For more than 10 years, researchers at the Centers for Disease Control (CDC) have been looking into eating as an automatic behavior — meaning, Americans are thoughtlessly being led by their environment on a regular basis. Subconsciously, humans are following environmental cues instead of proactively managing their eating habits. This study pulls together previous studies, showing that:
- Disregarding other factors, being served larger portions causes overeating
- A reduction in effort to eat food increases overall consumption
- Large groups eating together tend to overeat in correlation with the size of the group
- Individuals will eat until food placed in front of them is gone, regardless of satiety
These so-called automatic behaviors are in response to cues to eat, suggesting that a reduction in environmental eating cues can be successful at helping reduce obesity.
Interaction of Hormones
Researchers at Rutgers Robert Wood Johnson Medical School made headlines in 2015 by publishing a study showing that humans aren’t the only ones whose biology will cause obesity. A specific hormone glucagon was blocked in the brain of laboratory mice, causing them to consume high-fat food and overeat beyond their caloric requirements. However, when the hormone was reintroduced and enhanced, the same mice lost much of their interest in foods with a high-fat content.
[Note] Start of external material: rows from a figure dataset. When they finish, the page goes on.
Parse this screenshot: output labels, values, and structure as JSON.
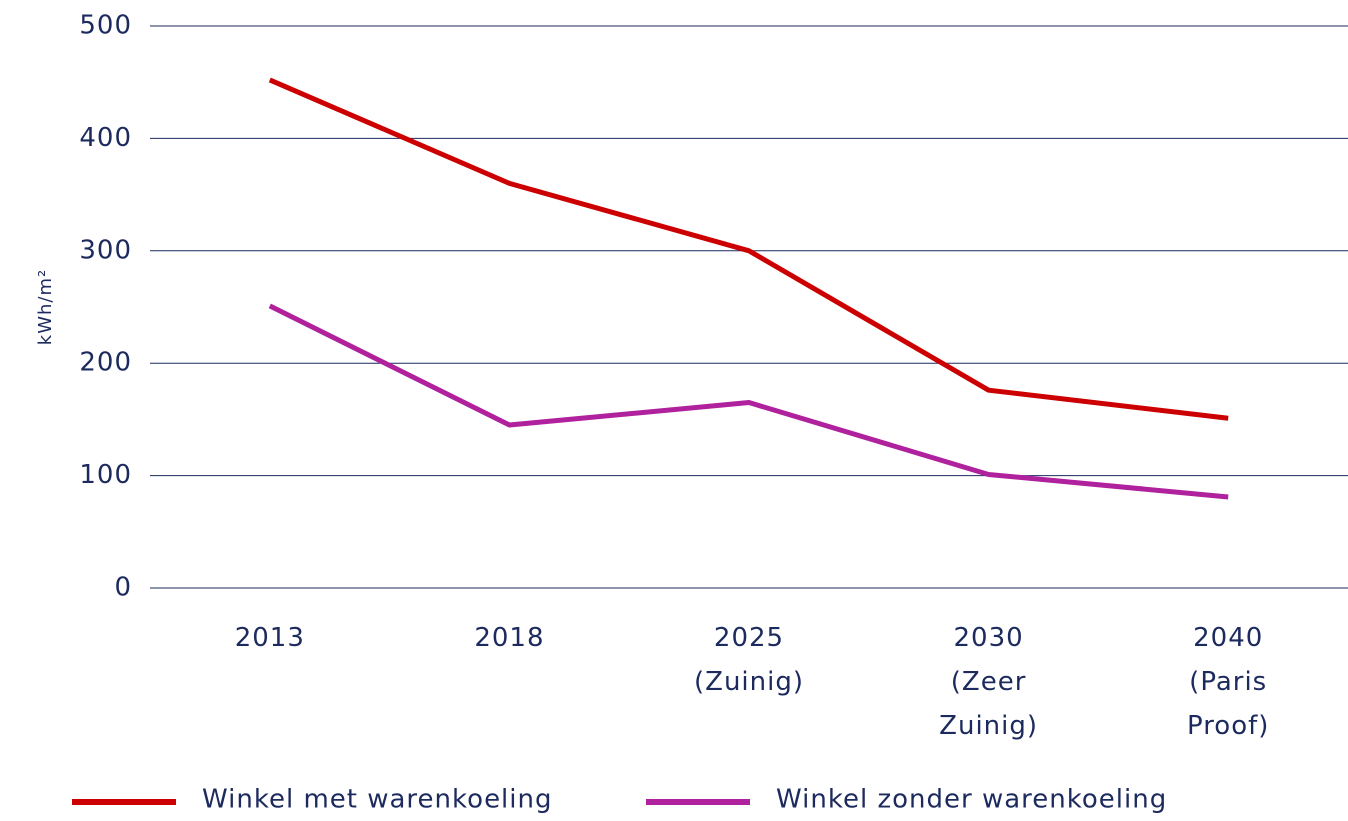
{
  "chart_data": {
    "type": "line",
    "y_label": "kWh/m²",
    "categories": [
      "2013",
      "2018",
      "2025 (Zuinig)",
      "2030 (Zeer Zuinig)",
      "2040 (Paris Proof)"
    ],
    "series": [
      {
        "name": "Winkel met warenkoeling",
        "color": "#cc0000",
        "values": [
          452,
          360,
          300,
          176,
          151
        ]
      },
      {
        "name": "Winkel zonder warenkoeling",
        "color": "#b0219e",
        "values": [
          251,
          145,
          165,
          101,
          81
        ]
      }
    ],
    "ylim": [
      0,
      500
    ],
    "yticks": [
      0,
      100,
      200,
      300,
      400,
      500
    ],
    "grid": true,
    "legend": "bottom"
  }
}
These GLP-1 peptides are secreted by cells in the brain and small intestine and their biological imperative is to monitor when we are satisfied with the amount of food that’s been consumed. This same peptide is tied back into the pleasure centers of the brain, rewarding us for eating high fat or sugary foods. This promising research may eventually provide a path for treating overeating and obesity that has fewer side effects than traditional treatments.
While it would be easier to simply blame the problem on poor wiring in our brains, the cause of overeating and ultimately obesity is more complex. Environmental factors such as availability and ease of consumption as well as psychosocial elements all appear to contribute to the national pastime of eating more for enjoyment than for providing the body with the fuel that it requires.